Patricia Weede, Günther Deuschl, Rodger J Elble, Robin Wolke, Gerhard Schmidt, Gregor Kuhlenbäumer
Abstract
Open AccessRhythmicity is an important feature of tremor that is widely viewed as having diagnostic significance. We hypothesized that rhythmicity might be a generic function of tremor severity, reflecting greater oscillatory entrainment of motor pathways. Postural hand tremor and forearm electromyograms were recorded from 49 controls, 78 Parkinson patients, and 133 essential tremor patients. Rhythmicity was quantified in terms of approximate entropy and three measures of cycle-to-cycle frequency variability: tremor stability index, cycle-to-cycle variability, and power spectral bandwidth. Physiological tremor was less rhythmic than Parkinson tremor and essential tremor, but the two pathological tremors did not differ significantly. Hand tremor amplitude and forearm electromyogram-hand tremor coherence were moderate statistical predictors of rhythmicity in both pathological tremors.
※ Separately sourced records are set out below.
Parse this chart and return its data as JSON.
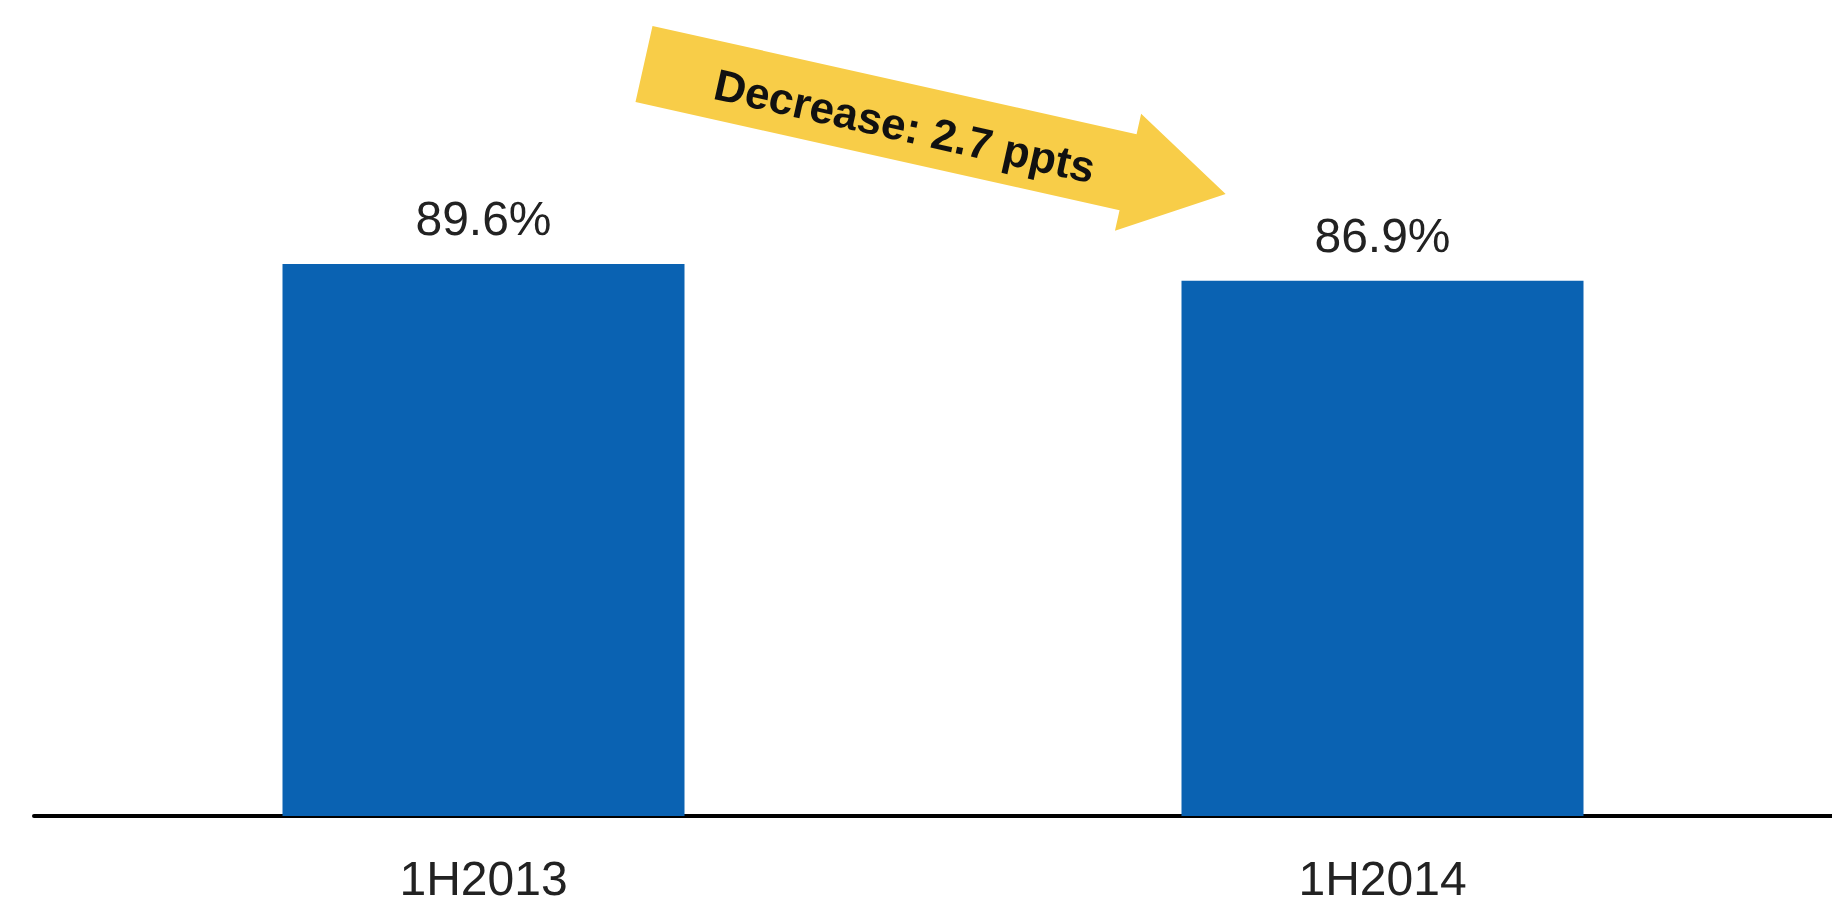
{
  "chart_data": {
    "type": "bar",
    "categories": [
      "1H2013",
      "1H2014"
    ],
    "values": [
      89.6,
      86.9
    ],
    "color": "#0a62b2",
    "value_labels": [
      "89.6%",
      "86.9%"
    ],
    "tick_labels": "x",
    "grid": false,
    "annotations": [
      "Decrease: 2.7 ppts"
    ]
  }
}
Adding a 1-kg weight to the hand had little effect on the rhythmicity metrics, except for a moderate reduction in the approximate entropy of physiological tremor. We conclude that these four rhythmicity metrics are not helpful in distinguishing postural tremors in Parkinson disease and essential tremor. The moderate correlations of rhythmicity with tremor amplitude and electromyogram coherence suggest that rhythmicity of pathological tremors is largely a generic reflection of oscillatory neuronal entrainment. Comparisons of tremor rhythmicity in pathological conditions must control for tremor amplitude and electromyogram coherence.